# rotary Valve Engine



## 1Kenny (Dec 25, 2007)

This is what they look like.







Back to the crankshafts. After cutting, drilling and pinning the disks, they were milled to look like more like a crankshaft.


----------



## 1Kenny (Dec 25, 2007)

This is what they look like ready to fit to the shafts.






Next was to make a set of main bearing support blocks and see how they fit.


----------



## 1Kenny (Dec 25, 2007)

Now I have a _big problem_. There are many more parts to make due to me not being able to control myself. Once I started making the different crankshaft, I couldn't stop. So the next step is to make more main shaft supports. The lower single cylinder cranks are the split type with a 2-56 squeeze bolts. On the lower two cylinder crank I used 2-56 set screws to hold the shafts.

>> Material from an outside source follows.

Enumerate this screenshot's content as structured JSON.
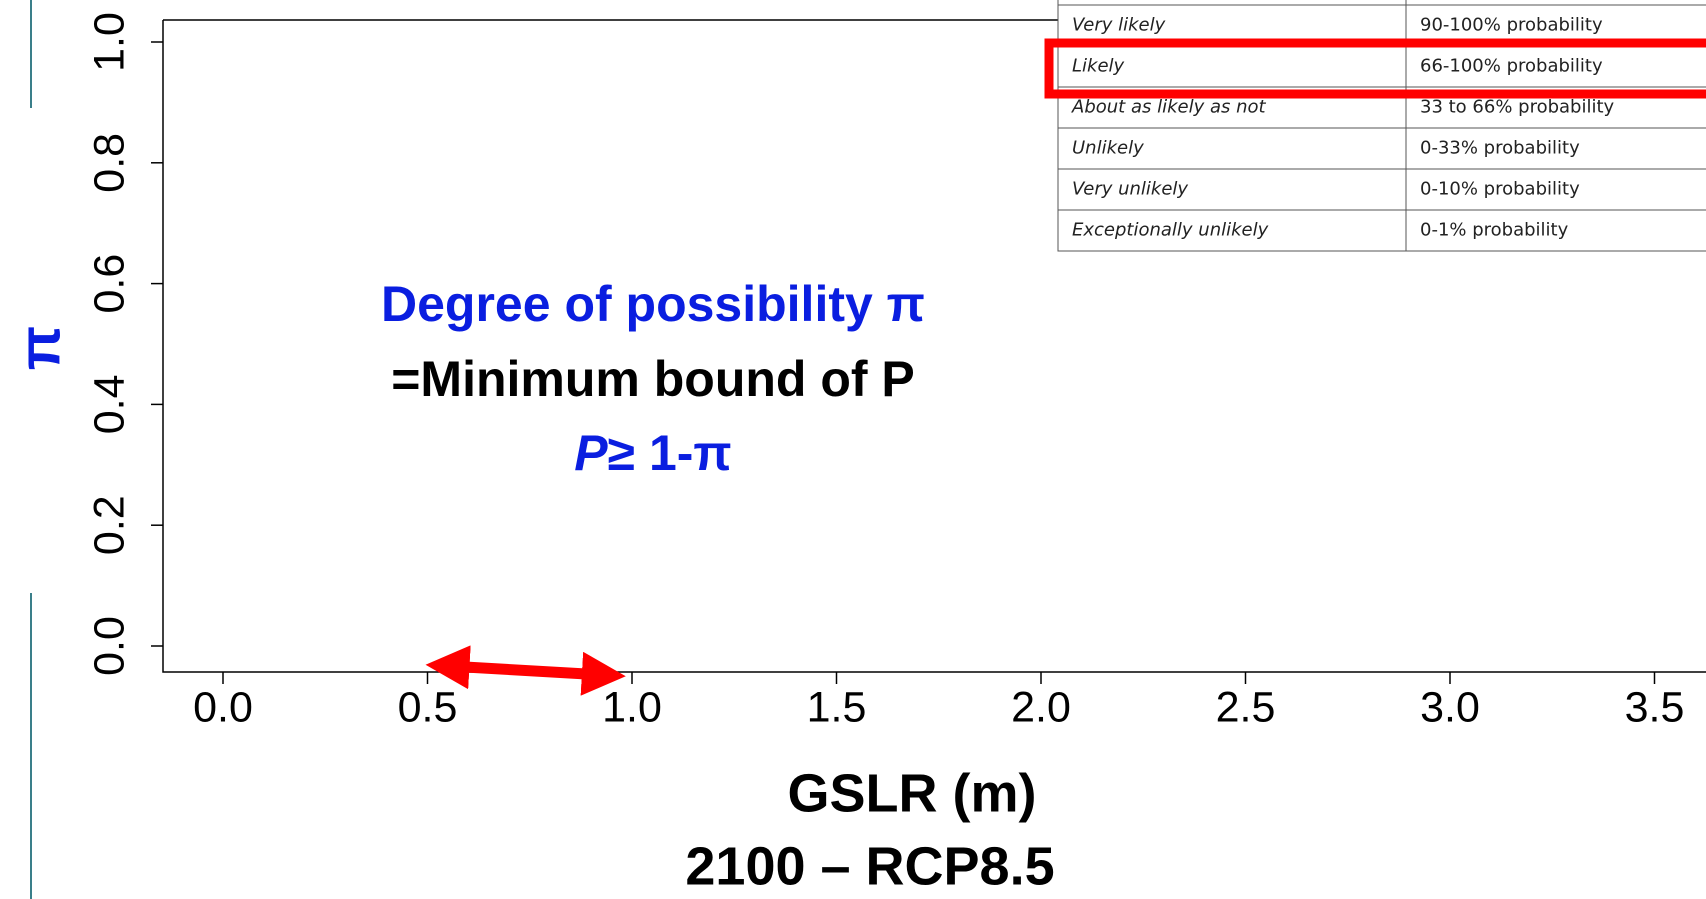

The next two cranks are press fit to the shafts as is the four cylinder crank. 






They are all a little different and that is making it fun.

Kenny


----------



## rake60 (Dec 25, 2007)

LOL

There are many WORSE addictions out there Kenny!

Wonderful Work!

Rick


----------



## Brass_Machine (Dec 25, 2007)

I am having a heck of a time planning my first bar stock engine. This is not helping me by posting this. ??? Not that it is a bad thing. ;D

Looking good!


[Highjack] I have been tossing this one, a few of Elmer's engines around and a couple of Jerry Howell's engines around for my first. Gonna wait until I finish tooling up the lathe first. [\Highjack]

I love to see build logs of engines. keep it up.

Eric


----------



## 1Kenny (Dec 25, 2007)

Thanks for the compliment, Rick.

Eric,

It took me over a month to decide on this engine. I wanted to build one that had columns and an entablature involved. A big thing I have learned here is not to be worried about changing things on the plans. I have been looking at quite a few old engineering and machine books to get ideas for different machine bases that can be applied to the crankshaft main bearing supports. Planing is taking me longer than making the parts. 

Kenny


----------



## Cedge (Dec 26, 2007)

Kenny
Got to hand it to you... VERY nice work!!

Steve


----------



## 1Kenny (Dec 27, 2007)

Thank you, Steve.

This is one of the books I am looking at to get ideas. As I am not a learned man, it has a lot of pictures that can be applied to small engine parts.

Kenny


----------



## dparker (Jul 1, 2008)

Hello All: I finally got out of the chair in front of the computer and reading this forum and did something. When I received the last Machinist's Workshop magazine I liked the cover photo. I looked at the article by Walter Yetman and his instructions for building the engine, it looked like a nice quick weekend build. Well, being slow and trying to use what stock I had on hand and taking a little liberty with the design it only took me a week for a nice simple engine build.
I made the block a little longer and pressed in a brass tube for the bearing so the end leakage should be less, and used a piece of brass flat stock for the head. I should make some gaskets for the head and block to the cylinder.
Fun build! The engine runs well after breakin and still needs to be mounted on a base.










don


----------



## CrewCab (Jul 1, 2008)

That's a fine looking little engine Don, nice one 8)

CC


----------